Que o calor é favorável aos roedores já era bem sabido. A novidade trazida por um recente estudo da Universidade de Richmond, nos Estados Unidos, está na rigorosa verificação científica da relação direta entre os dias mais abafados e o maior vigor dos ratos para sobreviver e procriar. O método dos pesquisadores foi analisar inspeções sanitárias e chamadas feitas por moradores para relatar a presença desses animais em dezesseis metrópoles americanas e europeias onde a temperatura tem escalado na última década. Conclusão: em 69% dos locais observados, de Amsterdã a Chicago, registrou-se um aumento expressivo desses seres que não raro assustam os humanos. Em Washington, o contingente avançou extraordinários 390%, enquanto em São Francisco cravou 300% e em Nova York, 162%. Por falta de dados, Londres e Paris, onde esses mamíferos já se infiltraram há tempos na paisagem, não entraram na lista, embora a infestação seja visível.

Menos ativos em climas demasiadamente frios, os roedores se dão bem em invernos amenos, uma vez que não precisam se proteger e, com isso, encontram mais oportunidade para ir atrás de alimento, explorar novos territórios e se reproduzir. Todo esse ambiente vem sendo potencializado pelo aquecimento global, mas, segundo o mesmo levantamento, esta não é a única variável que explica a explosão populacional dos ratos. A crescente concentração de habitantes nas cidades também ajuda a inflar o grupo, como consequência da enorme quantidade de resíduos disponíveis — comida de sobra para os roedores.

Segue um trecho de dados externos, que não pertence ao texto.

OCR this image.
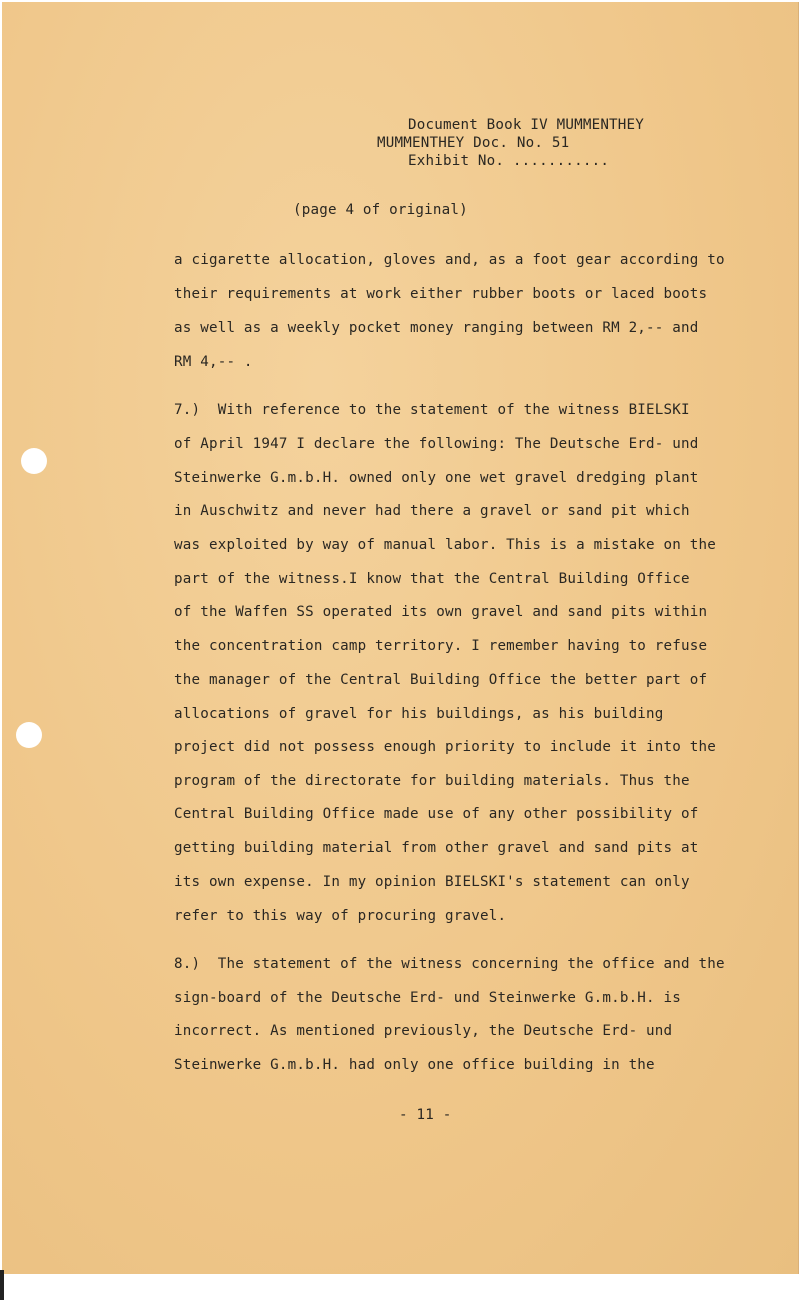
Document Book IV MUMMENTHEY
MUMMENTHEY Doc. No. 51
Exhibit No. ...........
(page 4 of original)
a cigarette allocation, gloves and, as a foot gear according to
their requirements at work either rubber boots or laced boots
as well as a weekly pocket money ranging between RM 2,-- and
RM 4,-- .
7.)  With reference to the statement of the witness BIELSKI
of April 1947 I declare the following: The Deutsche Erd- und
Steinwerke G.m.b.H. owned only one wet gravel dredging plant
in Auschwitz and never had there a gravel or sand pit which
was exploited by way of manual labor. This is a mistake on the
part of the witness.I know that the Central Building Office
of the Waffen SS operated its own gravel and sand pits within
the concentration camp territory. I remember having to refuse
the manager of the Central Building Office the better part of
allocations of gravel for his buildings, as his building
project did not possess enough priority to include it into the
program of the directorate for building materials. Thus the
Central Building Office made use of any other possibility of
getting building material from other gravel and sand pits at
its own expense. In my opinion BIELSKI's statement can only
refer to this way of procuring gravel.
8.)  The statement of the witness concerning the office and the
sign-board of the Deutsche Erd- und Steinwerke G.m.b.H. is
incorrect. As mentioned previously, the Deutsche Erd- und
Steinwerke G.m.b.H. had only one office building in the
- 11 -
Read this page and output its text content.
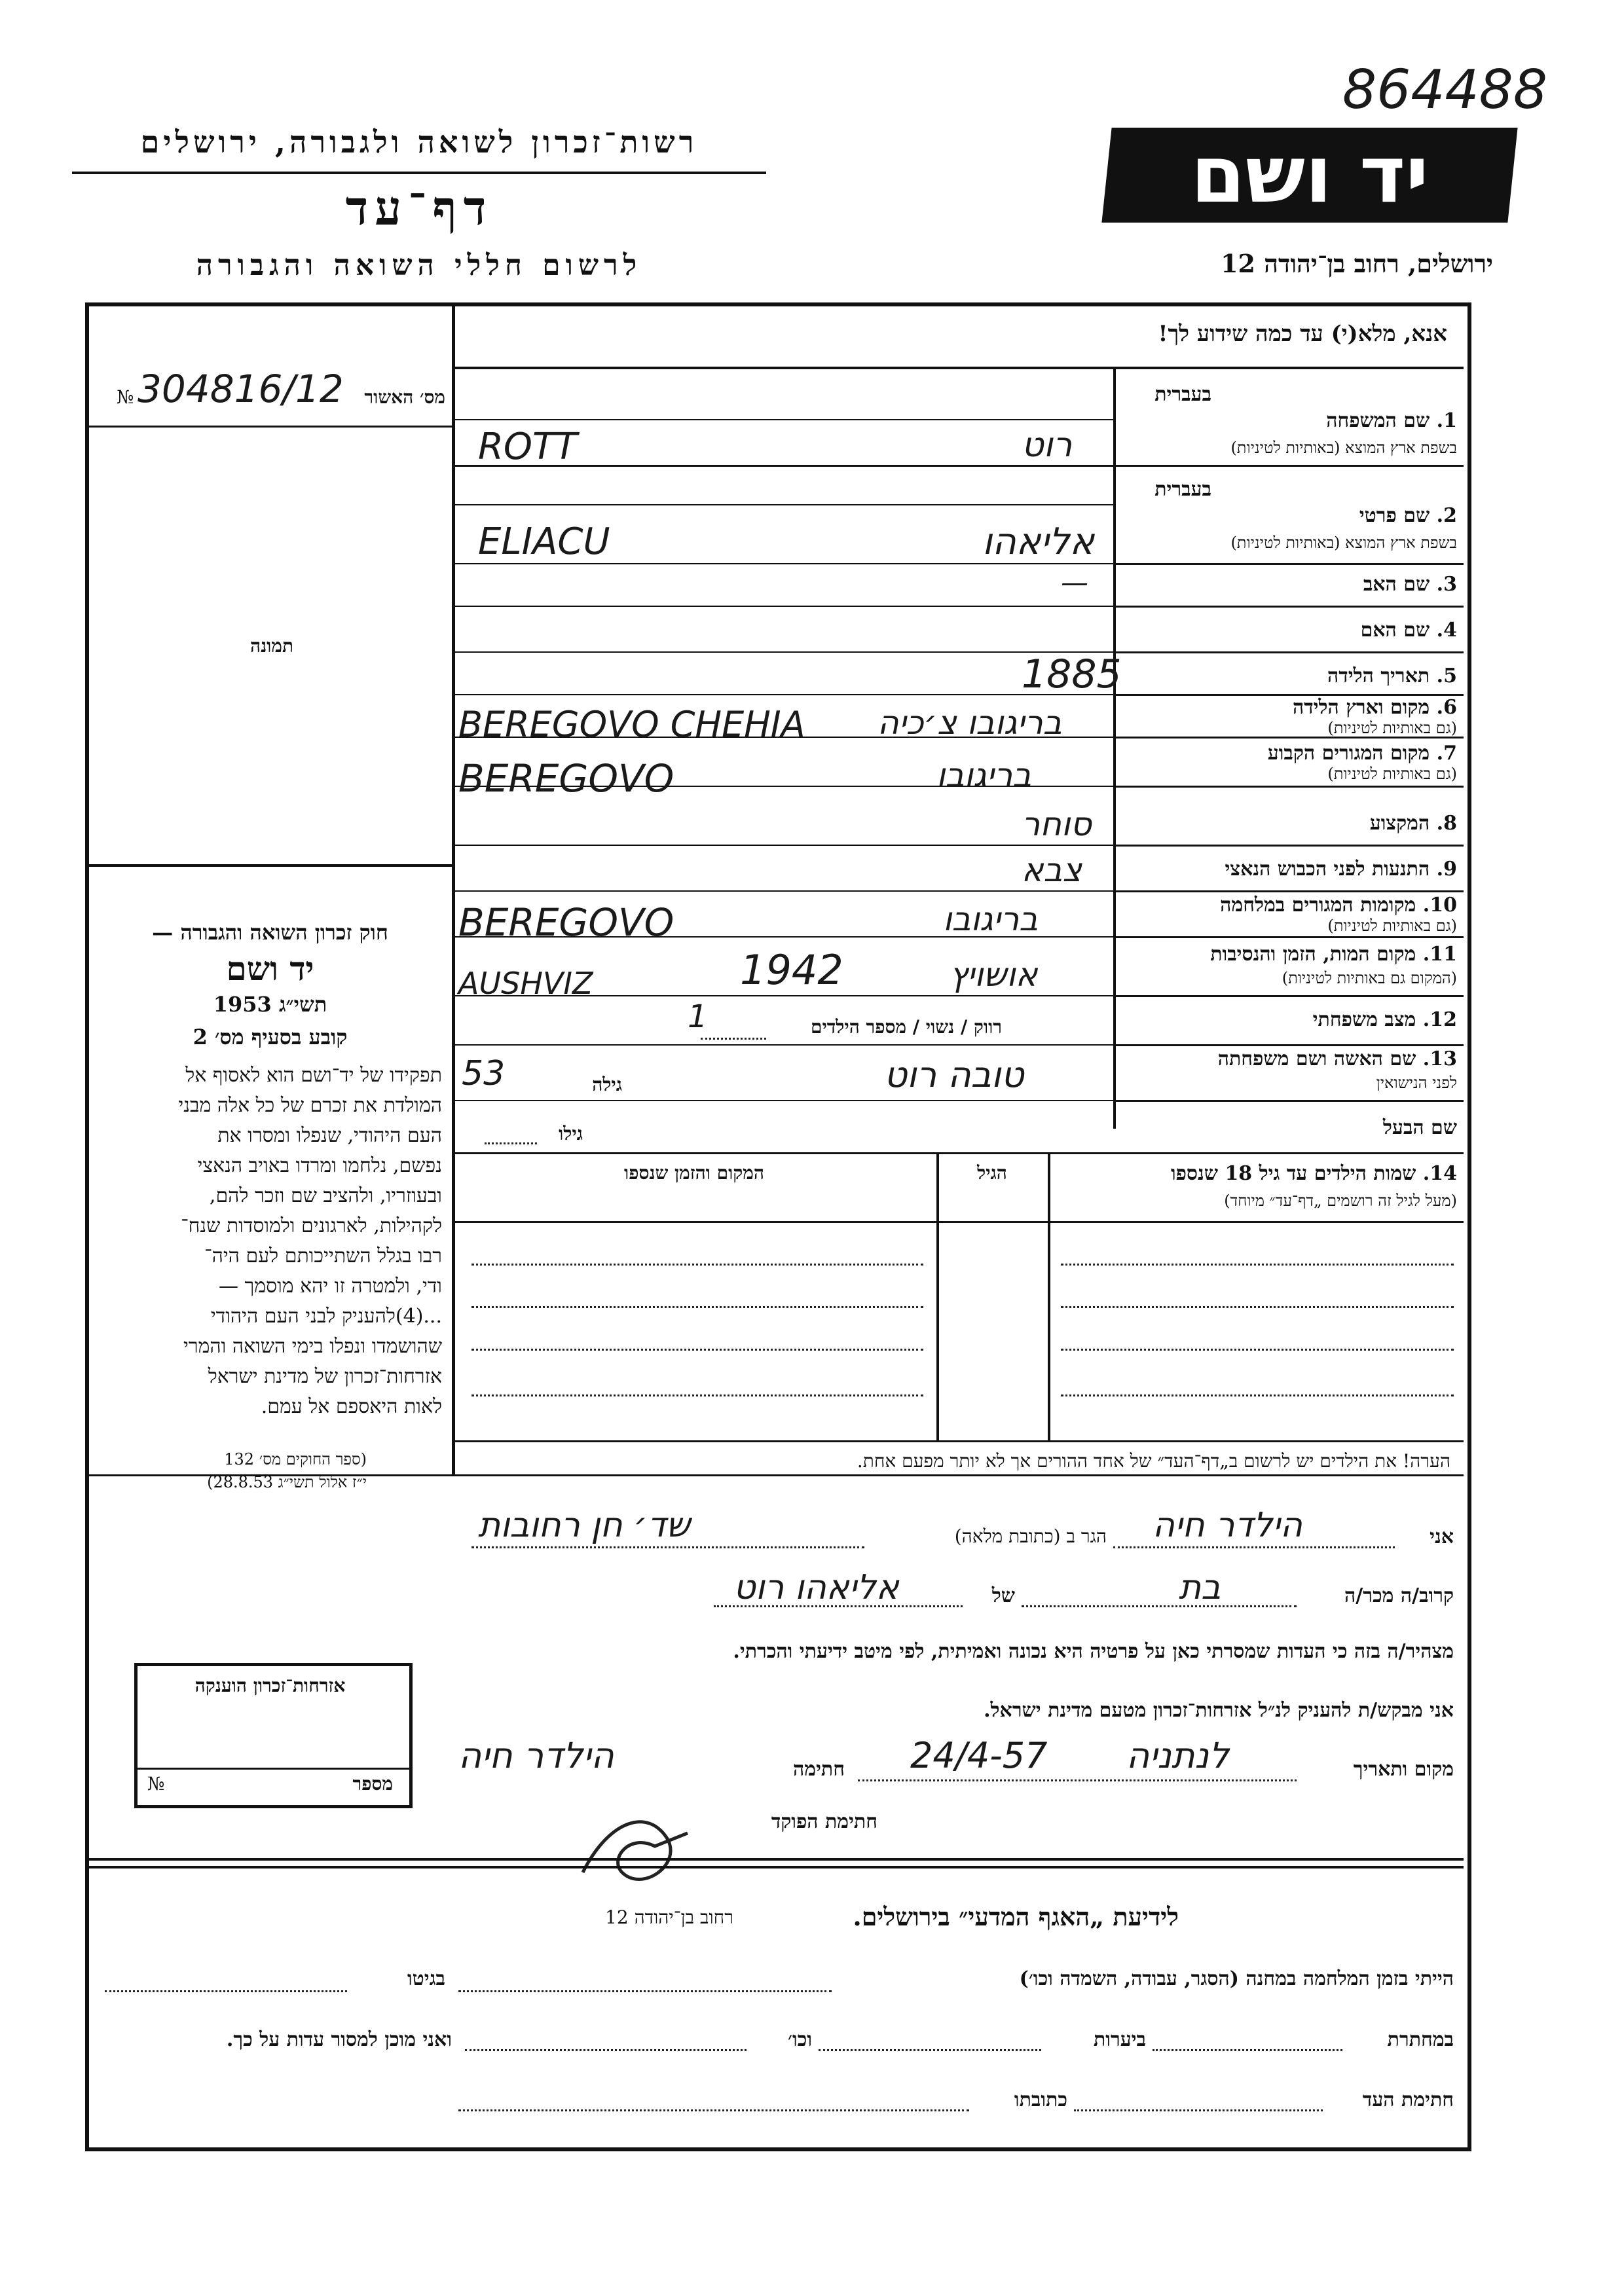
864488
רשות־זכרון לשואה ולגבורה, ירושלים
דף־עד
לרשום חללי השואה והגבורה
יד ושם
ירושלים, רחוב בן־יהודה 12
אנא, מלא(י) עד כמה שידוע לך!
מס׳ האשור
№ 304816/12
תמונה
בעברית
1. שם המשפחה
בשפת ארץ המוצא (באותיות לטיניות)
בעברית
2. שם פרטי
בשפת ארץ המוצא (באותיות לטיניות)
3. שם האב
4. שם האם
5. תאריך הלידה
6. מקום וארץ הלידה
(גם באותיות לטיניות)
7. מקום המגורים הקבוע
(גם באותיות לטיניות)
8. המקצוע
9. התנעות לפני הכבוש הנאצי
10. מקומות המגורים במלחמה
(גם באותיות לטיניות)
11. מקום המות, הזמן והנסיבות
(המקום גם באותיות לטיניות)
12. מצב משפחתי
13. שם האשה ושם משפחתה
לפני הנישואין
שם הבעל
רוט
ROTT
אליאהו
ELIACU
—
1885
בריגובו צ׳כיה
BEREGOVO CHEHIA
בריגובו
BEREGOVO
סוחר
צבא
בריגובו
BEREGOVO
אושויץ
1942
AUSHVIZ
רווק / נשוי / מספר הילדים
1
טובה רוט
גילה
53
גילו
14. שמות הילדים עד גיל 18 שנספו
(מעל לגיל זה רושמים „דף־עד״ מיוחד)
הגיל
המקום והזמן שנספו
הערה! את הילדים יש לרשום ב„דף־העד״ של אחד ההורים אך לא יותר מפעם אחת.
חוק זכרון השואה והגבורה —
יד ושם
תשי״ג 1953
קובע בסעיף מס׳ 2
תפקידו של יד־ושם הוא לאסוף אל
המולדת את זכרם של כל אלה מבני
העם היהודי, שנפלו ומסרו את
נפשם, נלחמו ומרדו באויב הנאצי
ובעוזריו, ולהציב שם וזכר להם,
לקהילות, לארגונים ולמוסדות שנח־
רבו בגלל השתייכותם לעם היה־
ודי, ולמטרה זו יהא מוסמך —
...(4)להעניק לבני העם היהודי
שהושמדו ונפלו בימי השואה והמרי
אזרחות־זכרון של מדינת ישראל
לאות היאספם אל עמם.
(ספר החוקים מס׳ 132
י״ז אלול תשי״ג 28.8.53)
אני
הילדר חיה
הגר ב (כתובת מלאה)
שד׳ חן רחובות
קרוב/ה מכר/ה
בת
של
אליאהו רוט
מצהיר/ה בזה כי העדות שמסרתי כאן על פרטיה היא נכונה ואמיתית, לפי מיטב ידיעתי והכרתי.
אני מבקש/ת להעניק לנ״ל אזרחות־זכרון מטעם מדינת ישראל.
מקום ותאריך
לנתניה
24/4-57
חתימה
הילדר חיה
חתימת הפוקד
אזרחות־זכרון הוענקה
מספר
№
לידיעת „האגף המדעי״ בירושלים.
רחוב בן־יהודה 12
הייתי בזמן המלחמה במחנה (הסגר, עבודה, השמדה וכו׳)
בגיטו
במחתרת
ביערות
וכו׳
ואני מוכן למסור עדות על כך.
חתימת העד
כתובתו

A infraestrutura urbana é outro componente que pesa a favor por lhes servir de abrigo. De acordo com as projeções, haverá cada vez mais solo fértil para crescerem e aparecerem: o Banco Mundial prevê que as áreas urbanizadas dobrem de extensão na primeira metade do século XXI. O que já é um pesadelo para boa parte da humanidade — um planeta cada vez mais quente e com metrópoles apinhadas — soa como uma boa ópera aos ouvidos da turma roedora. “A previsão é de que tanto o aquecimento global quanto a expansão dos grandes centros sigam a toda, o que inevitavelmente contribuirá para a infestação de ratos”, afirmou a VEJA o epidemiologista Jonathan Richardson, autor do estudo da Universidade de Richmond.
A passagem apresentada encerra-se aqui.